Low diatribe

Unpolished thoughts on leadership and growth

Voltron form

When I was a kid, I loved Voltron.

That probably isn't surprising if you grew up in the 80s. Giant robots fighting space monsters was a pretty reliable formula for grabbing a kid's attention.

But the part that stuck with me wasn't the fighting.

It was the moment before.

Five robotic lions, each powerful on its own, flying in from different directions.

They would lock together — leg, arm, torso, head — and suddenly something new existed.

Not five lions anymore.

Voltron.

At the time it just felt cool. But looking back, I think it planted something deeper in me.

It gave me one of my earliest ideas about teams.

Not groups. Not departments. Not a collection of talented individuals working in the same open-concept office.

Teams.

The kind where each part remains fully itself, but together they become capable of something none of them could do alone.

And the part I didn't fully understand then — but feel more clearly now — is that the lions mattered before they combined.

Each one could fly. Fight. Hold its own.

They weren't incomplete pieces waiting to be assembled.

They were whole.

That's what made the combination meaningful.

Not five weak parts propping each other up. Five strong parts choosing to come together.


I've gotten this wrong more than once.

There's a part of me that wants all five lions before I start.

All the pieces.
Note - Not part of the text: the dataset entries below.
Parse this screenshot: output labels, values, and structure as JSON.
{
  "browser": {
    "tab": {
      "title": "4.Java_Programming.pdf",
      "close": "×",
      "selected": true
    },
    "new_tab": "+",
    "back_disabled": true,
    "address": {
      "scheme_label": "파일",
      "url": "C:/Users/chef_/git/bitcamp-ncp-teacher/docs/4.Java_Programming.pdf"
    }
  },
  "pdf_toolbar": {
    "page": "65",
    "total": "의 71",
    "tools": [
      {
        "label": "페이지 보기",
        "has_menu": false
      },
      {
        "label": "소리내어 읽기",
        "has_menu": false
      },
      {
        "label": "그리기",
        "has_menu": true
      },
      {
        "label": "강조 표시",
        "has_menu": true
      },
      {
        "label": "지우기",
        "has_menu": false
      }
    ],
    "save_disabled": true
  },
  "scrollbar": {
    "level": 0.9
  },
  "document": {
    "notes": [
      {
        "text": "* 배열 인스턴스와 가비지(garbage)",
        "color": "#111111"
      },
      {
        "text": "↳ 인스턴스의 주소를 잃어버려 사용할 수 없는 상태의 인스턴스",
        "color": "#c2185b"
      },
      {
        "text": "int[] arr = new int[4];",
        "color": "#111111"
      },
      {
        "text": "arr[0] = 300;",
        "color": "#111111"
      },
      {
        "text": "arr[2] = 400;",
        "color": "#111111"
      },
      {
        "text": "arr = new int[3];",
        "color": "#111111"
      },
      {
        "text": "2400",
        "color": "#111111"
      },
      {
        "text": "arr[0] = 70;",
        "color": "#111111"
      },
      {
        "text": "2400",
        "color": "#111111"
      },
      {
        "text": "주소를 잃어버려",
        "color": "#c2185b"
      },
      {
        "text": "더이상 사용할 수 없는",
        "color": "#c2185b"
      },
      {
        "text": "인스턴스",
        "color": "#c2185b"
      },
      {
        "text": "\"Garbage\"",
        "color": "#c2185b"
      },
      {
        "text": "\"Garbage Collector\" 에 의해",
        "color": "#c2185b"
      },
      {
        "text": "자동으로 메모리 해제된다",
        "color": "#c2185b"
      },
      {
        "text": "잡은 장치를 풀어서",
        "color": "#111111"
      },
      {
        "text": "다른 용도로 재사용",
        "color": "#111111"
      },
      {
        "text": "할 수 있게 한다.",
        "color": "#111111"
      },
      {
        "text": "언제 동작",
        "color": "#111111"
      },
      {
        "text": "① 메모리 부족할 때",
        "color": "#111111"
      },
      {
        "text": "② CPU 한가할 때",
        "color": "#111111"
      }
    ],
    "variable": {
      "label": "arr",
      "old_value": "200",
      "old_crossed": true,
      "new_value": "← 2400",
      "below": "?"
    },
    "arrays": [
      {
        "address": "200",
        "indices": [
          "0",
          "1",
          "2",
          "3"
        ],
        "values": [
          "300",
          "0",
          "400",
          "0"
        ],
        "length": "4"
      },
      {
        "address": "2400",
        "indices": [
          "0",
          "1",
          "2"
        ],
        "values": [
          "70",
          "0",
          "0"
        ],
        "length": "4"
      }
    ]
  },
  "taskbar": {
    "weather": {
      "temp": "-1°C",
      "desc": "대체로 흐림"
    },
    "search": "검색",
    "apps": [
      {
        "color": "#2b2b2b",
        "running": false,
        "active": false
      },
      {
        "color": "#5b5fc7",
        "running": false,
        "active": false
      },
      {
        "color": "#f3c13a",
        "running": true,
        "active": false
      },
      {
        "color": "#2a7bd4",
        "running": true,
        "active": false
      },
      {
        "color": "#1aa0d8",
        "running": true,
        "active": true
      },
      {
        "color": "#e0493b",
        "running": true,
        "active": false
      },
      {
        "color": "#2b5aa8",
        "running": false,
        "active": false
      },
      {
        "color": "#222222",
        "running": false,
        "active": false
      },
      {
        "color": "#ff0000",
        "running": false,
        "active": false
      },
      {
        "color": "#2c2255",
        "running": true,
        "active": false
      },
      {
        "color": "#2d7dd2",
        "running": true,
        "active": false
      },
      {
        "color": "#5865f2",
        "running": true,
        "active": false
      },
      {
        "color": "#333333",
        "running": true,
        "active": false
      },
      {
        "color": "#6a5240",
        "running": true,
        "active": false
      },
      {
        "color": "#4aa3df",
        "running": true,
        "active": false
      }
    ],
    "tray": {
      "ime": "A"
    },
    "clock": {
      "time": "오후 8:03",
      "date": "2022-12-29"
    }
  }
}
All the clarity. All the conditions lined up.

Only then do we move.

It feels responsible. Prepared.

It's also a good way to never begin.

I remember sitting on a team initiative for the better part of a year waiting for the right moment — the right headcount, the right alignment, the right conditions. By the time everything felt ready, the window had closed. The problem we'd been preparing to solve had already been solved by someone else, messily, with half the resources, while we were still waiting to begin.

Because the story didn't start with Voltron.

The Gallactic Alliance didn't wait until they had all five lions to resist.

They started with what they had.

One ship. One pilot. One small act of defiance.

Then another.

Then another.

Voltron wasn't the beginning.

It was the result.


But you don't get Voltron just by assembling talented people.

Each lion has to be strong on its own. Each pilot has to trust the others. Each part has to understand its role.

And the black lion — the one that formed the head — wasn't powerful because it was "in charge."

Its job was coordination.

Not domination. Not control.

Alignment.

But even that isn't quite right.

Because the head doesn't move on its own.

It doesn't decide in isolation and then issue commands to the rest.

When Voltron moves, it's not the head leading the body.

It's the body moving as one.

The red lion doesn't wait to be told it's an arm. The green lion doesn't just "do leg stuff."

Each part is fully itself, fully capable, and somehow aware of the whole.

The head isn't controlling the system.

It's expressing what the system is already doing together.


That's the part we tend to miss.

We talk about leadership like it sits at the top, directing everything beneath it.

My favorite teams didn't feel like that at all.

They felt coordinated.

Like everyone understood their role, the moment, and the motion — and could act without waiting.

The "head" still mattered.

But not as a command center.

More like a point of integration.

A place where the movement becomes visible.


You see it in the quiet moments when everyone suddenly understands their role in the larger pattern.

The conversation shifts. The energy changes. Work that felt heavy becomes fluid.

Not because anyone became stronger individually.

Because the pieces finally fit.


There's a temptation, once you've seen it work, to believe that more must be better.

Rick and Morty captured this perfectly — and absurdly. Rick, never one for restraint, takes the Voltron idea and runs it straight off a cliff. Why have one combining Gotron when you can combine five Gotrons into the Gogotron? And five Gogotrons into the Gogogotron?

The name gets longer. The thing gets bigger. The original purpose gets lost somewhere around the third "go."

It's funny because it's so recognizable.

More pieces. More layers. More spectacle. No clearer purpose. Just the compulsive logic of: if combining worked once, combining again must work better.

If one strong team is good, ten must be unstoppable. If coordination creates power, maximum coordination must create maximum power.

So we stack.

Teams on teams. Layers on layers. Structure on structure.

At some point, it stops being formation and starts being accumulation.

That's the shift.

The original idea wasn't about becoming bigger.

It was about becoming something new.

The lions didn't stack.

They fit.

The best organizations I've seen don't grow by endlessly adding.

They grow by forming.

Strong individuals. Strong teams. Clear roles. Mutual trust.

And then, when needed, those teams align into something larger.

Not because they've been stacked.

Because they know how to lock together.


I'm still chasing it.

Not the spectacle. Not the scale.

The moment the pieces lock. The shift in the room. The work that suddenly moves like it knows where it's going.

And when it works, you don't declare victory and disband.

You do it again.

With a new problem. A new moment. A new configuration of people who are each whole on their own.

Formation isn't a destination.

It's a practice.

Something you keep doing, keep earning, keep building toward.

Every time.

Voltron form.

Silvaris. Strength in quiet. Quiet as revolution.